A few garden tricks can help, such as germinating lettuce indoors, growing it under shade cloth in humus-rich, moisture-retentive soil and keeping it watered. You might choose the crisper, sturdier Batavian lettuces that hold up better in heat - varieties such as Nevada and Muir. Israeli-bred Jericho, a romaine, is another good choice. But the frilly or buttery types must wait for cooler weather.

A more adventurous solution is to try other greens. Consider a Swiss chard called Erbette, a beautifully mild and tasty crop that's fairly summer-proof. In salads, its narrow-stemmed leaves are best at a size no bigger than your hand; cut them and new ones will grow. Beet greens, picked small, are also salad-worthy, whether grown as a leaf crop or as trimmings from a row of beetroots.

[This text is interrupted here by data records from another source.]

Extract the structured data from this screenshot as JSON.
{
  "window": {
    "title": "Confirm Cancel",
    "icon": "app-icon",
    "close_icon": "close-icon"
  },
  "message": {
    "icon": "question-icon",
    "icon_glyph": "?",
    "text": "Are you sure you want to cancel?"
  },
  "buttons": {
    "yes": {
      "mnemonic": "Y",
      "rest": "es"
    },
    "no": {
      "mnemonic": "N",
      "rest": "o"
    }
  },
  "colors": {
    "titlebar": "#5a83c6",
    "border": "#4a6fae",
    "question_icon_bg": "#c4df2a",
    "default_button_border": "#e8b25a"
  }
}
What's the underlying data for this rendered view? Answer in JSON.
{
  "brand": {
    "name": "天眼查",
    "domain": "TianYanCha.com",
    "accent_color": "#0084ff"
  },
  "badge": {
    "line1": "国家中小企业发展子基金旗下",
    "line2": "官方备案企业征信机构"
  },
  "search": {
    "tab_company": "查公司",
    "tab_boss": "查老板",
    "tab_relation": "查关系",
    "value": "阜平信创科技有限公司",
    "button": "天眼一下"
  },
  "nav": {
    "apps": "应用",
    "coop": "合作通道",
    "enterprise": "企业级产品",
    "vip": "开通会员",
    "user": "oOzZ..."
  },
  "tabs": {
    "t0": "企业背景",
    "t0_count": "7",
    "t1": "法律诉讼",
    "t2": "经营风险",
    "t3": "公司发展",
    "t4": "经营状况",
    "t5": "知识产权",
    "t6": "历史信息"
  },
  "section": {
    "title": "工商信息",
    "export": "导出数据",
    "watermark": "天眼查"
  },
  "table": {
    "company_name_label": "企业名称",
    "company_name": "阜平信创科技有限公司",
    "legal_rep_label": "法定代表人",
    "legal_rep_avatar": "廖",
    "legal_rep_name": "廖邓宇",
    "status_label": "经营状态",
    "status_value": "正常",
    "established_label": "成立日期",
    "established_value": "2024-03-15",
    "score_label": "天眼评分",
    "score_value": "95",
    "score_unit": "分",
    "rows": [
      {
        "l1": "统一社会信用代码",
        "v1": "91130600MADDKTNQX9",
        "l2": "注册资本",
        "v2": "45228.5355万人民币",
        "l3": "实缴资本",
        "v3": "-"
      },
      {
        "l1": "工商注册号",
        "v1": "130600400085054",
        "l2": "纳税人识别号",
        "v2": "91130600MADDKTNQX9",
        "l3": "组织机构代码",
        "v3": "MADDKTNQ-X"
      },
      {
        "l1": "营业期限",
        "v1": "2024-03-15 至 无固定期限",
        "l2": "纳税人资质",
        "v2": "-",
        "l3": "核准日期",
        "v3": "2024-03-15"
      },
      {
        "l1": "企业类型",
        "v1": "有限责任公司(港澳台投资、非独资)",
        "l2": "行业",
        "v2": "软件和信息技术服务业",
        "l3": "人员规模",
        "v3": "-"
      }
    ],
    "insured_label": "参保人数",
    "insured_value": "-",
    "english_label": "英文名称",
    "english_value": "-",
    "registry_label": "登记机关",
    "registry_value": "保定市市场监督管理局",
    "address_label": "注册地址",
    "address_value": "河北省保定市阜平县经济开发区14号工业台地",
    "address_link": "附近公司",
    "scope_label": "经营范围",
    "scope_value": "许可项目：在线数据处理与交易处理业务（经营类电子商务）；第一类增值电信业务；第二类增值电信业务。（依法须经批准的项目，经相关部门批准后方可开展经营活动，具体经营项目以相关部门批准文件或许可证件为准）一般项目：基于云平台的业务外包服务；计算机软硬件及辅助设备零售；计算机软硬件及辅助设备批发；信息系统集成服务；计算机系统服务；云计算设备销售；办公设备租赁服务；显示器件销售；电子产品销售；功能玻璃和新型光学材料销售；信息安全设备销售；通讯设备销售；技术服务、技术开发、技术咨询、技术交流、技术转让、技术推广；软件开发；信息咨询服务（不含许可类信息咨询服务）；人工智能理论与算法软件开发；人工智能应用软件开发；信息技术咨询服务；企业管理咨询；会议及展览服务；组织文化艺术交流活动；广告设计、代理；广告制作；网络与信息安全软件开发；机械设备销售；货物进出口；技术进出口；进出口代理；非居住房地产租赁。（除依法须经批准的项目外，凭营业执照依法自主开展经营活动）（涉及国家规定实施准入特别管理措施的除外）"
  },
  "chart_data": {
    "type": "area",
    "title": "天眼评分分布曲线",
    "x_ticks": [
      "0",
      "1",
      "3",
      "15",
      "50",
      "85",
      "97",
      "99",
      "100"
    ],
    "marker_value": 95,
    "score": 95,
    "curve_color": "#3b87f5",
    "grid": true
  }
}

Don't stop there. Experiment with something new like Malabar spinach, a handsome red-stemmed vine such as succulent leaves that thrive on heat - or the equally gorgeous red-veined sorrel, which adds a lemony taste to salads. Try purple orach, too, with its tender foliage, rich in antioxidants.

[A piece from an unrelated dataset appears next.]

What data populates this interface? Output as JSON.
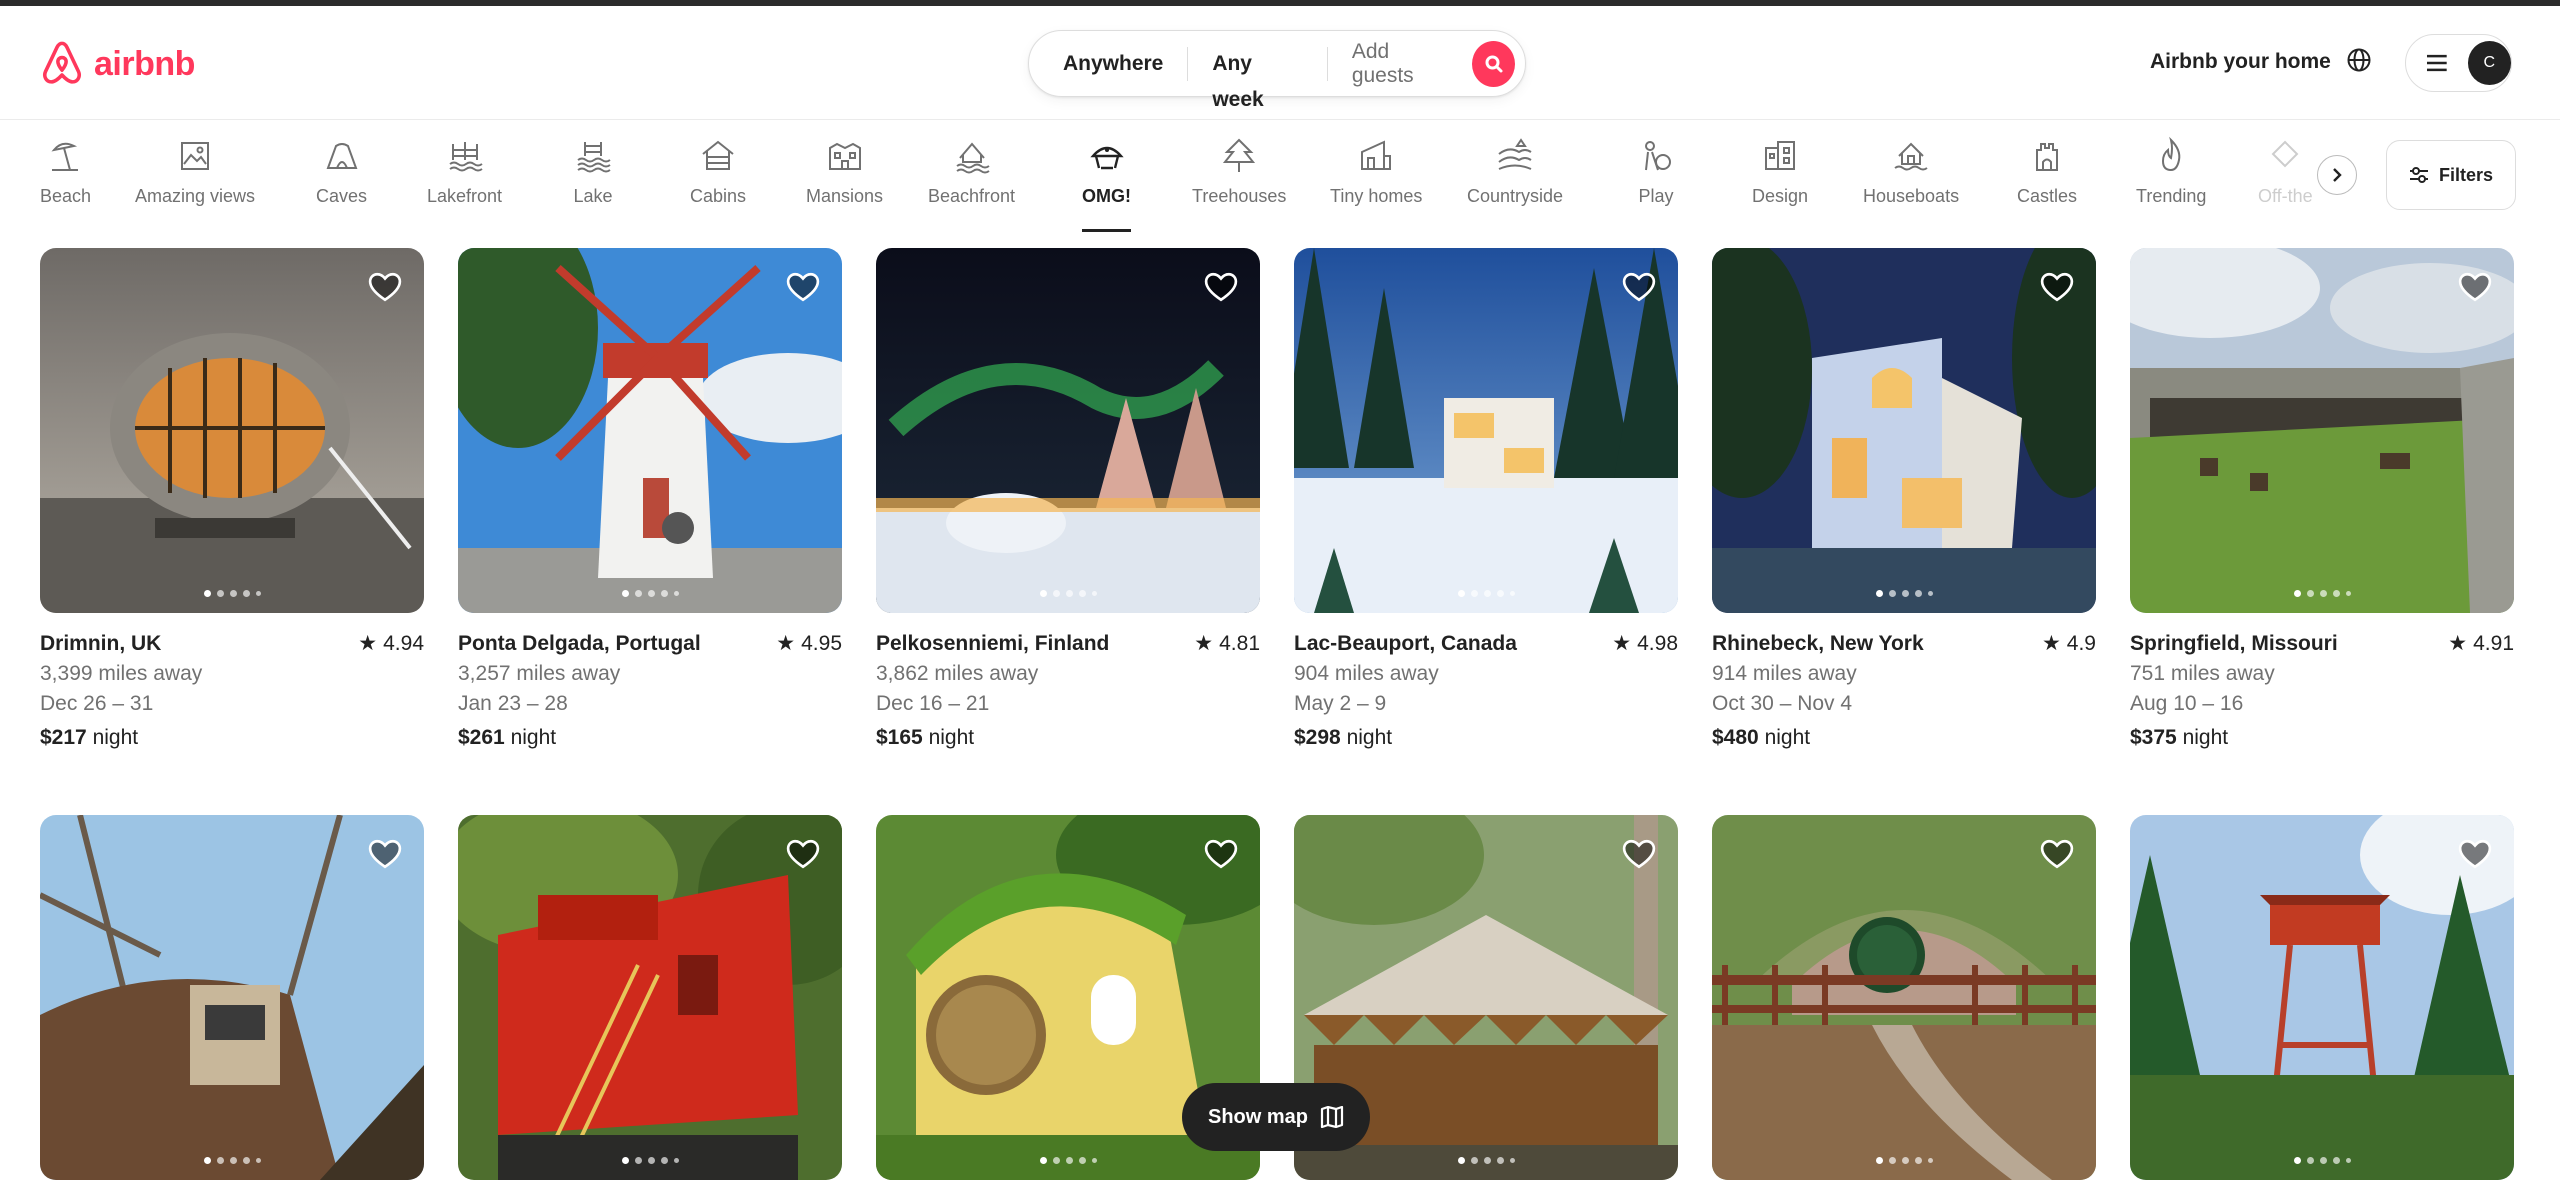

Pam Dawling, writing in the current issue of Growing for Market magazine, lists some leaf crops she grows in summer at the Twin Oaks Community in Louisa, Va. She likes the various vegetable amaranths, which come in green, red and even green striped with red. (Evergreenseeds.com has a wide selection.)

Dawling also recommends Asian greens such as mizuna, komatsuna, yukina savoy and mild, non-heading Asian cabbages such as Tokyo Bekana and Maruba Santoh. In my experience these are great in salads when picked young.

In general, the best strategy for summer greens is a mixture of cut-and-come-again harvests, as well as quick succession plantings, so that nothing has much time to turn bitter or bolt.

Does the idea of multiple plantings in summer make you head straight for the shade of that leafy tree to open a book? If so, try the most adventurous route of all: Go see what's already growing in your yard. Treat your herbs like hearty greens, adding them to your salad by the handful - basil, parsley, anise hyssop and mint, plus tangy nasturtium leaves from the flower bed. Then go on a prowl for tasty summer weeds such as redroot pigweed and lamb's quarters. The latter even has a few cultivated relatives such as New Zealand spinach and the glamorous magenta spreen, named for its dusting of vibrant color. (It will often go to seed and come back next summer unbidden as a bona fide weed.)

And don't forget wild purslane, a heat-lover with crunchy little leaves - surely a regular invader of your summer garden. Like all these lettuce alternatives, it's fine in salads, and fine tucked into all those sandwiches, too.